Auf die Gefahr hin das diese Art von Beiträgen schon x-mal eröffnet wurde und ich mich wohl gleich mit dem ersten Beitrag unbeliebt mache weil ich wohlmöglich noch den falschen Rechtsbereich ausgewählt habe, frage ich trotzdem.
Angenommen es gibt eine Runde von ca. 10 Leuten, die sich an einem bestimmten Tag in der Woche immer um die gleiche Uhrzeit in einem Lokal einfindet um eine Runde Texas Hold'Em in Turnierform mit einem Einsatz von 3 € zu spielen.

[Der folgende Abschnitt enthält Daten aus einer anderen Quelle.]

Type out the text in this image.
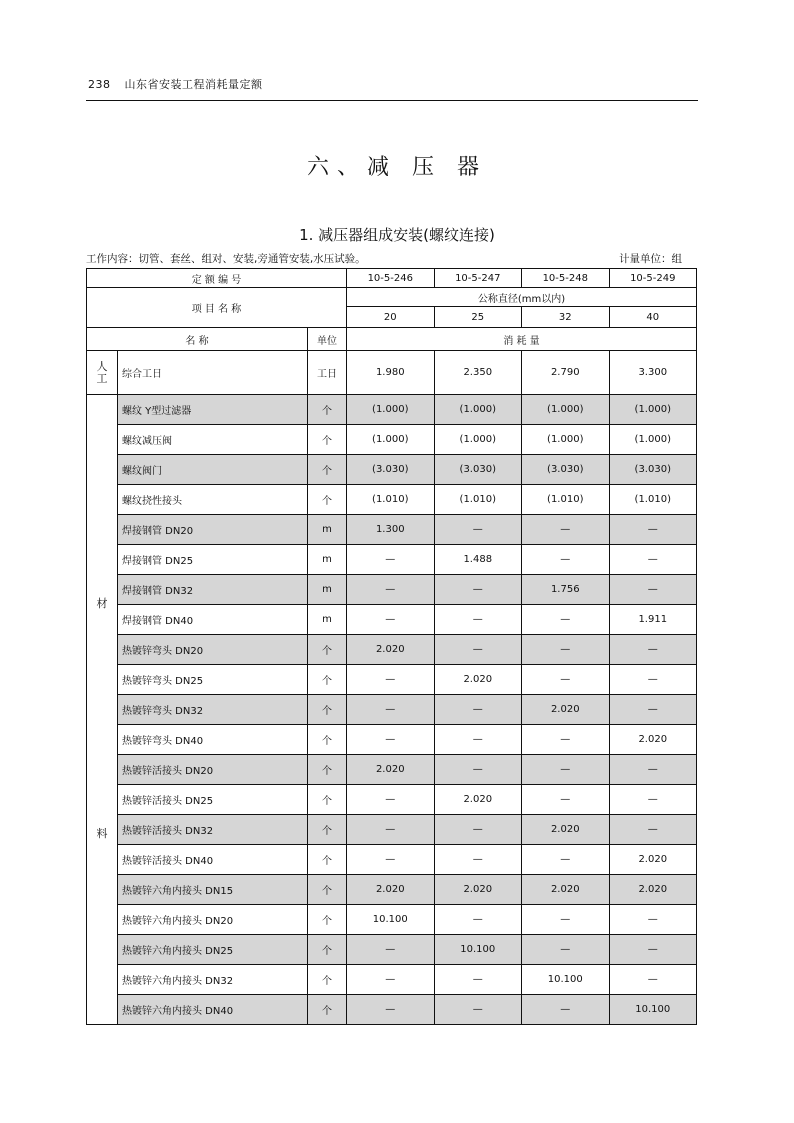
238 山东省安装工程消耗量定额
六、减 压 器
1. 减压器组成安装(螺纹连接)
工作内容：切管、套丝、组对、安装,旁通管安装,水压试验。	计量单位：组
定 额 编 号			10-5-246	10-5-247	10-5-248	10-5-249
项 目 名 称			公称直径(mm以内)			
			20	25	32	40
名 称		单位	消 耗 量			
人
工	综合工日	工日	1.980	2.350	2.790	3.300

材
料	螺纹 Y型过滤器	个	(1.000)	(1.000)	(1.000)	(1.000)
	螺纹减压阀	个	(1.000)	(1.000)	(1.000)	(1.000)
	螺纹阀门	个	(3.030)	(3.030)	(3.030)	(3.030)
	螺纹挠性接头	个	(1.010)	(1.010)	(1.010)	(1.010)
	焊接钢管 DN20	m	1.300	—	—	—
	焊接钢管 DN25	m	—	1.488	—	—
	焊接钢管 DN32	m	—	—	1.756	—
	焊接钢管 DN40	m	—	—	—	1.911
	热镀锌弯头 DN20	个	2.020	—	—	—
	热镀锌弯头 DN25	个	—	2.020	—	—
	热镀锌弯头 DN32	个	—	—	2.020	—
	热镀锌弯头 DN40	个	—	—	—	2.020
	热镀锌活接头 DN20	个	2.020	—	—	—
	热镀锌活接头 DN25	个	—	2.020	—	—
	热镀锌活接头 DN32	个	—	—	2.020	—
	热镀锌活接头 DN40	个	—	—	—	2.020
	热镀锌六角内接头 DN15	个	2.020	2.020	2.020	2.020
	热镀锌六角内接头 DN20	个	10.100	—	—	—
	热镀锌六角内接头 DN25	个	—	10.100	—	—
	热镀锌六角内接头 DN32	个	—	—	10.100	—
	热镀锌六角内接头 DN40	个	—	—	—	10.100
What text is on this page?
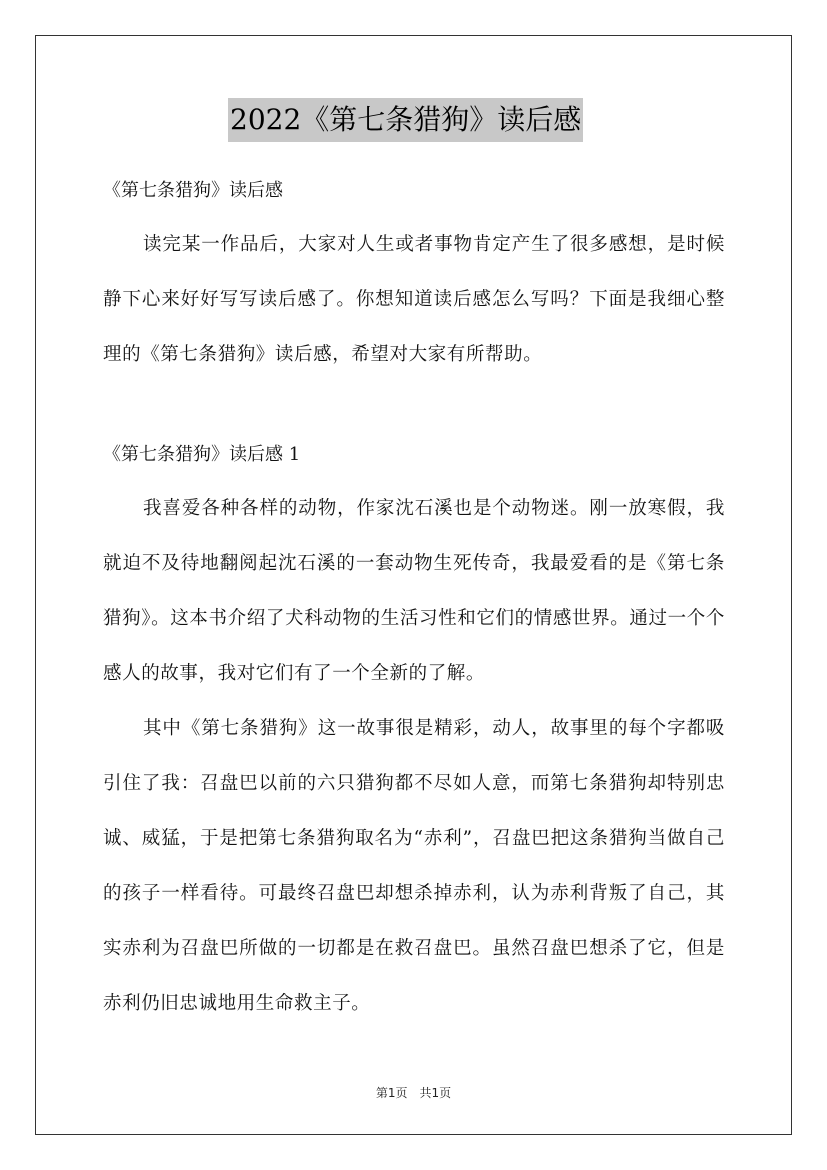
2022《第七条猎狗》读后感

《第七条猎狗》读后感

读完某一作品后，大家对人生或者事物肯定产生了很多感想，是时候静下心来好好写写读后感了。你想知道读后感怎么写吗？下面是我细心整理的《第七条猎狗》读后感，希望对大家有所帮助。

《第七条猎狗》读后感 1

我喜爱各种各样的动物，作家沈石溪也是个动物迷。刚一放寒假，我就迫不及待地翻阅起沈石溪的一套动物生死传奇，我最爱看的是《第七条猎狗》。这本书介绍了犬科动物的生活习性和它们的情感世界。通过一个个感人的故事，我对它们有了一个全新的了解。

其中《第七条猎狗》这一故事很是精彩，动人，故事里的每个字都吸引住了我：召盘巴以前的六只猎狗都不尽如人意，而第七条猎狗却特别忠诚、威猛，于是把第七条猎狗取名为“赤利”，召盘巴把这条猎狗当做自己的孩子一样看待。可最终召盘巴却想杀掉赤利，认为赤利背叛了自己，其实赤利为召盘巴所做的一切都是在救召盘巴。虽然召盘巴想杀了它，但是赤利仍旧忠诚地用生命救主子。

第1页　共1页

Nachdem die Runde sich über fast zwei Jahre kaum Gedanken über die rechtliche Lage, welche sich meinen Informationen nach einer Grauzone ähnelt, stürmen Polizeibeamte das Lokal und fordern die Spieler auf ihre Hände auf den Tisch zu legen und sich nicht zu bewegen. Die Kriminalbeamten und Sachbearbeiter treten nach der Sicherung durch die Einsatzpolizisten ganz entspannt in die Runde und legen einen Durchsuchungsbefehl auf den Tisch, der auf den Inhaber der Gaststätte abziehlt. Es folgt das Übliche...Personalien aufnehmen und Aussage machen. Mal angenommen keiner der Beschuldigten macht eine Aussage und die Durchsuchung ziehlte nicht darauf aus uns als Pokerrunde eins auszuwischen, sondern dem Betreiber des Lokals...müssen die Spieler, die um eine wirklich geringe Summe gespielt haben, aber bei Gewinn Geld ausbezahlt bekommen, Angst haben, das durch den zuständigen Staatsanwalt Anklage erhoben wird? Oder zählt Poker in diesem Rahmen vielmehr als Unterhaltungsspiel?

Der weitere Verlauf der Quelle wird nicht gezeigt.